BinBerliner has asked for the wisdom of the Perl Monks concerning the following question:

I'm trying to write a client to grab data from . I have created a test account called "JohnSmith" with password "test". The first get_url() below works as expected but the second one always "fails". What do I mean with fail? The HTML returned includes the text "Da Sie zu lange inaktiv waren, wurde Ihre Sitzung beendet. Bitte laden Sie erneut die Startseite." This means, "Because you were inactive for too long then your sitting has been ended. Please load the start side again". This is my first attempt to write a robot... Any ideas what I'm doing wrong?
use strict; use LWP::UserAgent; my $hdrs = new HTTP::Headers(Accept => 'text/plain', User-Agent => 'IE +/5.0'); my $ua = new LWP::UserAgent; get_url(' +siUXoQo7uGcUZ6T6Hjs&page=loginp&nickname=JohnSmith&password=test&x=0& +y=0'); get_url(' +t&nickname=JohnSmith&?id=1-d24-fL6sAsiUXoQo7uGcUZ6T6Hjs&x=13&y=9'); sub get_url() { my $url2get = shift @_; my $url = new URI::URL($url2get); my $req = new HTTP::Request('GET', $url, $hdrs); my $resp = $ua->request($req); if ($resp->is_success) { printf "Good %s",$resp->content;} else { printf "Bad %s",$resp->message;} }
  • Comment on Problem with LWP, frames, login, and parent.main.location.replace()
  • Download Code

Replies are listed 'Best First'.
Re: Problem with LWP, frames, login, and parent.main.location.replace()
by merlyn (Sage) on Mar 02, 2001 at 22:41 UTC
    My guess is that there's some sort of state checker being used, such as a cookie or a hidden field, or if they're pretty dumb, the referer string.

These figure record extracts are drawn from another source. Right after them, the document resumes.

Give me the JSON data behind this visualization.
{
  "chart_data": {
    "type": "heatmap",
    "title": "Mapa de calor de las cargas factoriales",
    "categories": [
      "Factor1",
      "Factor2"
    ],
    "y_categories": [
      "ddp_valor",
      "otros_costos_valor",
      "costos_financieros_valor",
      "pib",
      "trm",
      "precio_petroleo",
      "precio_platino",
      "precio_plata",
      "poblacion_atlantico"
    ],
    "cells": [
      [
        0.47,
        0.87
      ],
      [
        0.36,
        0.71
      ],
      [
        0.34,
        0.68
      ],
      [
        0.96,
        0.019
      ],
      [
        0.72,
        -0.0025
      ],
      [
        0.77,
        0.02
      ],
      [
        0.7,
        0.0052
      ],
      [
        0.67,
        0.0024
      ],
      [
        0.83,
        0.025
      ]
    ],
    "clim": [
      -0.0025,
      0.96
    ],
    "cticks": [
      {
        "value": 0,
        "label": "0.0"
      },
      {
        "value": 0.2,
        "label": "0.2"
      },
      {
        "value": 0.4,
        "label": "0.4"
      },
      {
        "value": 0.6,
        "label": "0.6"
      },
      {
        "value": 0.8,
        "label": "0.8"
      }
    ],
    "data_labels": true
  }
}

    You'll probably need to note if any cookies are being sent back from the login request, or if there's a hidden field in the response form. Cookies can be managed nearly painlessly with HTTP::Cookies. Forms can be extracted from the response with HTML::Form.

    -- Randal L. Schwartz, Perl hacker

Solution for your problem with LWP, frames, login, and parent.main.location.replace()
by arhuman (Vicar) on Mar 02, 2001 at 23:32 UTC

    I've slightly modified (messed) your code and it works now...
    Or at least it seems to work,
    (My german doesn't allow me to be 100% affirmative)
    I've printed the last reached page for you can check it.

    Take note of the 'id' parameter passed on the url when you connect to the site.
    It's a 'session id', It changes with each connexion.
    when you use an 'id' that you got long before (and the password associated to this 'session id' the session is no longer valid, and you get the message telling 'you haven't been connected for too long' (Or something like that, my german isn't what it was supposed to be.))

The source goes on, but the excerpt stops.